ENTRE O QUADRO E A MOLDURA

A ALIMENTAÇÃO COMO REGIME DE DESIGUALDADE

  • Rocheli Koralewski Universidade Federal da Fronteira Sul
Palavras-chave: alimentação, marcadores sociais da diferença, desigualdades

Resumo

Duas mulheres jovens tomaram assento na mesa ao lado. Vestiam roupas esportivas, tinham
corpos magros, eram brancas e artificialmente loiras. Seguindo seu trabalho, a garçonete
perguntou o que desejavam consumir. “Filé ou frango?” “Filé”. Enquanto a trabalhadora acionava
a discreta esteira de produção que transforma ingredientes em alimento-servido-em-pratos-elegantes, as mulheres seguiram o fio do diálogo estirado pelo cardápio. Ao passo que o alimento delas era preparado, as palavras que transbordavam aquela mesa já ofereciam um aperitivo.
“Preciso bater os macros de hoje, com esse filé bato as proteínas”, comunicava uma à medida
que a outra descrevia quais tipos de produtos proteicos consome diariamente. Na busca pela massa
muscular, o linguajar acadêmico das mulheres do café não faz parte da academia que baseia esse
trabalho, todavia oferece pontos de conexão. De antemão, o reducionismo de macronutrientes,
responsável por oferecer um enfoque restrito ao nutriente, desconsiderando o alimento em si e os
elementos sociais da alimentação. Logo, os marcadores sociais que, de forma notória, demarcam
seus lugares enquanto pessoas brancas, do sexo feminino e que possuem recursos financeiros para
consumir uma refeição com filé em um café no centro da cidade. Ao pautar o alimento, é
importante considerar os fatos que inauguraram a terceira década do século XXI, percebendo que
a fome permanece enquanto um dos componentes estruturantes da sociedade brasileira. Na
qualidade de pesquisadora, o ato corriqueiro de estranhamento se insere como estopim da
pesquisa, tendo em vista que o consumo alimentar não é banalidade - sobretudo de proteína
animal. Com o retorno ao mapa da fome, os hábitos alimentares se modificaram. Produtos
ultraprocessados, cada vez mais baratos, tomam o lugar dos alimentos frescos e orgânicos. E,
nesse sentido, o país se coloca cada vez mais distante dos Objetivos de Desenvolvimento
Sustentável (ODS/SDG), sobretudo em relação ao ODS 2, que tem 2030 como o ano para o
estabelecimento da fome zero e a melhoria da nutrição. Assim sendo, alimentação oferece um
potencial grandioso enquanto objeto de estudo à reflexão das ciências humanas. A partir do
estranhamento da realidade e dos dados empíricos apresentados pelos relatórios “O Estado da
Insegurança Alimentar e Nutrição no Mundo (SOFI)” (2021) e o “II Inquérito Nacional sobre
Insegurança Alimentar no Contexto da Pandemia da Covid-19 no Brasil” (2022), o intuito desse
trabalho é analisar como a desigualdade no consumo de alimentos se relaciona com os marcadores
sociais de classe, gênero e raça.

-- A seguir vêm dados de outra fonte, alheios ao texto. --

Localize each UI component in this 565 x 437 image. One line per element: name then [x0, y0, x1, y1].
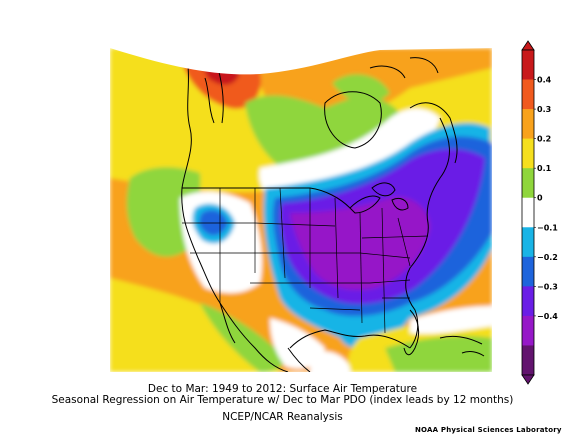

Para tal fim, o percurso metodológico dessa pesquisa, que tem
caráter quali-quantitativo, foi iniciado por uma revisão bibliográfica aproximando estudos da
história da alimentação com referências sobre a articulação da diferença e da desigualdade, a
partir de Avtar Brah e Sérgio Costa. O debate teórico foi sustentado pelos elementos quantitativos
presentes nos relatórios. Ao compreender as distinções entre comida e alimento pela alegoria do
quadro-moldura de Da Matta (1986), percebe-se que as diferenças são utilizadas para manter a
vigência do atual sistema de produção, o qual se alimenta dos regimes de desigualdade.